This graphic novel, suitable for both adults and young adults, tells the charming but little known story of silent film star Buster Keaton and his family’s vaudeville troupe that summered near Muskegon in the early 1900s. Keaton and a local boy become friends, each wanting to be in the other´s shoes. The graphics are stunning and the story of two young boys trying to get a feel for who they will be in life is endearing.

“In the House upon the Dirt between the Lake and the Woods” by Matt Bell

In the tradition of Gabriel García Márquez’s “One Hundred Years of Solitude,” Bell uses the power of myth and magic realism to explore family and fatherhood. It’s a dark tale with strange creatures, a labyrinth and a family like no other. Bell, a professor of writing at Northern Michigan University, is a young writer to be watched and read. It will startle you. You’ll put it down, but you’ll pick it up again.

(tie) “Teardown: Memoir of a Vanishing City” by Gordon Young and “Detroit: An American Autopsy” by Charlie LeDuff

These are sad tales that explore the plight of two Rust Belt cities, Flint and Detroit. Journalism professor Young, who lives in California, takes a look at his native Flint by temporarily moving home. He’s ostensibly looking for a great real estate deal, but really he’s there to relive the life of a city that no longer exists. Meanwhile, Pulitzer Prize-winning journalist LeDuff, a Detroit native, weaves his own tough family history into a complex story about a great American city on the ropes. Although both writers pull no punches when relating the grim reality of their home cities, you come away from these books with an inherent sense of hope.

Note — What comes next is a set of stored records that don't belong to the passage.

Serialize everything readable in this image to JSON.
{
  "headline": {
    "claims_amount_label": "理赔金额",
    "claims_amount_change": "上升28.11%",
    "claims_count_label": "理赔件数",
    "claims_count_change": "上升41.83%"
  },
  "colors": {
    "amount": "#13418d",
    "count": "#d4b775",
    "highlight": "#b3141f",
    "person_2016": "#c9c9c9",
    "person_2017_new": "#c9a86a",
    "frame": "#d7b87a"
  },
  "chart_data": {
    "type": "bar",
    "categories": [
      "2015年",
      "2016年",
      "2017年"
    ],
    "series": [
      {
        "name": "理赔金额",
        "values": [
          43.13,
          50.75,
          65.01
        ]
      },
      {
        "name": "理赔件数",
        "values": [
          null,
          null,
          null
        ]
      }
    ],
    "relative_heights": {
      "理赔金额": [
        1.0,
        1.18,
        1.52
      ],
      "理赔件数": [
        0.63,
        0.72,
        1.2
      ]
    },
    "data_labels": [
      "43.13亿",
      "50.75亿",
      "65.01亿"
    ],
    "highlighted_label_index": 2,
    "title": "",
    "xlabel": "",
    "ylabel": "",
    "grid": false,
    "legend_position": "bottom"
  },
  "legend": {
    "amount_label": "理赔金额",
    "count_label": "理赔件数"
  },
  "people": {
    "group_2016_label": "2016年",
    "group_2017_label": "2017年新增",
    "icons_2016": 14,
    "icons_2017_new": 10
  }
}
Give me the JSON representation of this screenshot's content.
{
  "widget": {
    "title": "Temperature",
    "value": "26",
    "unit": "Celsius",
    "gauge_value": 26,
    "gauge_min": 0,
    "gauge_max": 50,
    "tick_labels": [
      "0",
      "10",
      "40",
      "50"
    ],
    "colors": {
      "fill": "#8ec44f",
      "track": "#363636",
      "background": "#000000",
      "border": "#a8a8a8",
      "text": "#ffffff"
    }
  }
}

“Brown Dog” by Jim Harrison

Harrison’s latest, a collection of his novellas featuring his character, Brown Dog, could be this generation’s “Don Quixote”; readers 400 years from now may use it to get a taste of what it was like to live happily as an outsider in this century, away from the suits and stock portfolios. Those who know are flocking to this compilation and those who haven’t been exposed to this ribald, primal and witty character will be surprised by his intense loyalty to his friends and his Pope Francis-like love of underdogs. That it is set in the wilderness of Michigan’s Upper Peninsula is a plus.